5 entry daha
  • zamanaşımından farklıdır. zamanaşımı bir “defi hakkı” vermesine karşılık, hak düşürücü süreler “itiraz” niteliğindedir. defi, borçluya tanınmış bir hak olduğu için, her hak gibi, defi hakkının kullanılmasından vazgeçilebilir. buna karşılık “itiraz” bir hakkın doğumuna engel olan veya doğmuş bir hakkı ortadan kaldıran bir sonuç yarattığı için, borçlu bundan vazgeçemez.

    ayrıca zamanaşımı defi, borçlu tarafından ileri sürülmedikçe, yargıç tarafından kendiliğinden gözönüne alınamaz ve bir sonuç yaratmaz iken (bk.m.140, yeni tbk.m.161), itiraz ve hak düşürücü süre, yargıç tarafından doğrudan ve kendiliğinden göz önüne alınmak zorundadır.

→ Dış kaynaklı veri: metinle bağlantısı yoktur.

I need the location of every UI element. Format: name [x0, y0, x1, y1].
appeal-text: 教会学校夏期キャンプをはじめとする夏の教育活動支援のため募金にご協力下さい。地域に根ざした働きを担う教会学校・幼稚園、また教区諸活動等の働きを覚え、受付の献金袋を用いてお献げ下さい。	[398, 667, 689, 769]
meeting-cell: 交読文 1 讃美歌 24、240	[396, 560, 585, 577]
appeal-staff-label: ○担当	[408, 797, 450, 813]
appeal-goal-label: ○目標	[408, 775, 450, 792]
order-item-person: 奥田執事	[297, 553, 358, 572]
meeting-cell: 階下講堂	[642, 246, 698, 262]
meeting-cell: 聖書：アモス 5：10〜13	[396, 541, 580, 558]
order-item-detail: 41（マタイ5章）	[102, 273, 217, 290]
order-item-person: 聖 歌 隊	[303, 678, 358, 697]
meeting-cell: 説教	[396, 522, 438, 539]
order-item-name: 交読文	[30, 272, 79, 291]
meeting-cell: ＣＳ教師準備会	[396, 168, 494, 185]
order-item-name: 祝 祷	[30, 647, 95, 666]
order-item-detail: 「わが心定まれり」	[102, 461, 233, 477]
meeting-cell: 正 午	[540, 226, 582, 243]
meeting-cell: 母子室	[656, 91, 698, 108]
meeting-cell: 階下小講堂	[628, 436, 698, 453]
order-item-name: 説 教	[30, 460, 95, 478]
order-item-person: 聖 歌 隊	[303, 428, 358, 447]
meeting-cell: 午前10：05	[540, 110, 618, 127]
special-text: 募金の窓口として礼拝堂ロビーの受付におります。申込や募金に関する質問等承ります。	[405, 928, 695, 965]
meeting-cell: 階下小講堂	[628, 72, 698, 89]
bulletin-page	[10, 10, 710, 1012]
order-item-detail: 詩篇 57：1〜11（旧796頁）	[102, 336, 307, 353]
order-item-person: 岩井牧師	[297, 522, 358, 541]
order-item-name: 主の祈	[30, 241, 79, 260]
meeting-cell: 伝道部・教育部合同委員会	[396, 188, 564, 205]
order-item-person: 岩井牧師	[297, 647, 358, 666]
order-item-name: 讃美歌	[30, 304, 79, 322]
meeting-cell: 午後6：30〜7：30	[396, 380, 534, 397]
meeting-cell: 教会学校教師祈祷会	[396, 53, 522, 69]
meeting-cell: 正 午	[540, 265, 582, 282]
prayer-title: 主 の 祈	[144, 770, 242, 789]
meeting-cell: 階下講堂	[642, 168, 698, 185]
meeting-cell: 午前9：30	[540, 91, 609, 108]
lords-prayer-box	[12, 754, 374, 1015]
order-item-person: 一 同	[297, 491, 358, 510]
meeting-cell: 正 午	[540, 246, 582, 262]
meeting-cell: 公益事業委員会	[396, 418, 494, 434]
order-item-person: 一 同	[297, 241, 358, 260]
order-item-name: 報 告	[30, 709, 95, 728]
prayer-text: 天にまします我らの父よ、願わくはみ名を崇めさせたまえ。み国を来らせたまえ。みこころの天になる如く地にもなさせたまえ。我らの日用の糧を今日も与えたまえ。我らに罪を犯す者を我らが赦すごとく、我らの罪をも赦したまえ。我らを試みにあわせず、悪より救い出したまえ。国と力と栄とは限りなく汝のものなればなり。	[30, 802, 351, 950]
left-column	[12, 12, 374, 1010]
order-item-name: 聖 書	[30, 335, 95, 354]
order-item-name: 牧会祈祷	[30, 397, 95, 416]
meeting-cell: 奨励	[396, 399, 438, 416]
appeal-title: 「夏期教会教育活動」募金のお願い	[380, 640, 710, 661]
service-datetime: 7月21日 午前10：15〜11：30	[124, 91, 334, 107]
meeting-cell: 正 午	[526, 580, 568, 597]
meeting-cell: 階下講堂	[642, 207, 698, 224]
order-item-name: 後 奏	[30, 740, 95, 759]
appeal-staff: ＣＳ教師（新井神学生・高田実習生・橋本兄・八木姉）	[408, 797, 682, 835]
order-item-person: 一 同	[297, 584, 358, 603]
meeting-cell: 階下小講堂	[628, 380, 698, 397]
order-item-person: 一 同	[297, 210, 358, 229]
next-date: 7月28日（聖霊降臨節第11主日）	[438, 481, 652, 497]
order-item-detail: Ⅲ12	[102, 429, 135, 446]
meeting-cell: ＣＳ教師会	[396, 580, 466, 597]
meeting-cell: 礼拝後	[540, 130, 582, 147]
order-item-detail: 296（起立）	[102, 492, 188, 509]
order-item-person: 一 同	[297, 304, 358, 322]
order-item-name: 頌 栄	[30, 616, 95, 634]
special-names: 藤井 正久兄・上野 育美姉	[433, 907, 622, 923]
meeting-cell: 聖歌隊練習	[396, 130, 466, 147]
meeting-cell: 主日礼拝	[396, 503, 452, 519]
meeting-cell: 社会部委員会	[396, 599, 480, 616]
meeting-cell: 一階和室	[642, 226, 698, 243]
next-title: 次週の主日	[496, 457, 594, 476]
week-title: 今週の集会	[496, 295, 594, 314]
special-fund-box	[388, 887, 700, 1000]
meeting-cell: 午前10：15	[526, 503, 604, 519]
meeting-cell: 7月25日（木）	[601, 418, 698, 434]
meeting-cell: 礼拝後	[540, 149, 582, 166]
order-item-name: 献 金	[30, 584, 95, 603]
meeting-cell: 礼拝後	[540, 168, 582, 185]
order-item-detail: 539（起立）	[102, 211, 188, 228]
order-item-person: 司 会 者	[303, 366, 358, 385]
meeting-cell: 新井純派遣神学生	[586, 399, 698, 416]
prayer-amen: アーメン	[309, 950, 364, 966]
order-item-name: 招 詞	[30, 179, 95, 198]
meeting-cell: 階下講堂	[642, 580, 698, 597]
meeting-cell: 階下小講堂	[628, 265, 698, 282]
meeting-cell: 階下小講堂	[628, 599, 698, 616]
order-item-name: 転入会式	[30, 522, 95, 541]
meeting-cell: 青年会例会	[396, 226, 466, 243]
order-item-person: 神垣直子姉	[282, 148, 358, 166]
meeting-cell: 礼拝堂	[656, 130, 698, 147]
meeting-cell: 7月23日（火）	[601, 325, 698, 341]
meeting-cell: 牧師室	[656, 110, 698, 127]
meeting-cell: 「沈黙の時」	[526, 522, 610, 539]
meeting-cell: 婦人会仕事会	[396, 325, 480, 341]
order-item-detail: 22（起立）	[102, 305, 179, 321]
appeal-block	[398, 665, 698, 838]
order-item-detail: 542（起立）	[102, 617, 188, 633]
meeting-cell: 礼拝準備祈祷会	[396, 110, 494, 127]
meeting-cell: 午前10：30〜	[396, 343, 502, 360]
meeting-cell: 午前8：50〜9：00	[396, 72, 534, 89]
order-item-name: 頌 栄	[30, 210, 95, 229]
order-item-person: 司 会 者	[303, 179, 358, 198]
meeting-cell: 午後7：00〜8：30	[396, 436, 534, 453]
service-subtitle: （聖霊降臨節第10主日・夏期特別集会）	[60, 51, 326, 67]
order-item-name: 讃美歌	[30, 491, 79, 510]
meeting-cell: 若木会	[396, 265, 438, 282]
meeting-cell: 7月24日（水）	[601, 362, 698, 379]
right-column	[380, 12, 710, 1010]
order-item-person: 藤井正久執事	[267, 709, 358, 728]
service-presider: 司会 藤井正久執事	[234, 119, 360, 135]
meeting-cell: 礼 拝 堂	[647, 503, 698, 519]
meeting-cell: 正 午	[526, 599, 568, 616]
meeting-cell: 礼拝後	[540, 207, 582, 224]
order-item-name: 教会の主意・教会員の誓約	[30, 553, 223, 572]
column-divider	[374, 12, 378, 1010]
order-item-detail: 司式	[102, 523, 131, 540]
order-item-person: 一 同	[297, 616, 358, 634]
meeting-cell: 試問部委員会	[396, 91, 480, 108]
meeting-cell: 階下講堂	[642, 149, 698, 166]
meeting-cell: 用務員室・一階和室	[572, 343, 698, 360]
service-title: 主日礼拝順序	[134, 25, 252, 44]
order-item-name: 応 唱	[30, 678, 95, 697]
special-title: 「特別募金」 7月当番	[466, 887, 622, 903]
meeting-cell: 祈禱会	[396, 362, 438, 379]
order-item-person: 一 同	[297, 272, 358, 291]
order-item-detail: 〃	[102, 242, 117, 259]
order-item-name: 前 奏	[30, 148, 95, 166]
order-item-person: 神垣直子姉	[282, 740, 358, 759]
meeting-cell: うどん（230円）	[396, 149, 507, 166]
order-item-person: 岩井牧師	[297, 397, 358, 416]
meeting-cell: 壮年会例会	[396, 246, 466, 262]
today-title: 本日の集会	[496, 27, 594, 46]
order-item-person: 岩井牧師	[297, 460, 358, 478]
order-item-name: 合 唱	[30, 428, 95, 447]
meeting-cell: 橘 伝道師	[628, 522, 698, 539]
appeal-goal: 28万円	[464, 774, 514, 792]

    hak düşürücü sürelerde, zamanaşımındaki gibi, sürelerin durması ya da kesilmesi söz konusu değildir.
    anımsatalım ki, haksız eylemlere uygulanan bk.60. maddesindeki bir ve on yıllık (tbk.72’de iki ve on yıllık) )sürelerden üst sınır olan “on yıllık” süre, hak düşürücü süre değil, zamanaşımı süresidir. bu nedenle davalı zamanaşımı savunması yapmadıkça, yargıç bunu kendiliğinden dikkate alamayıp (bk.m.140, tbk.m.161) davayı sürdürmek ve sonuçlandırmak zorundadır.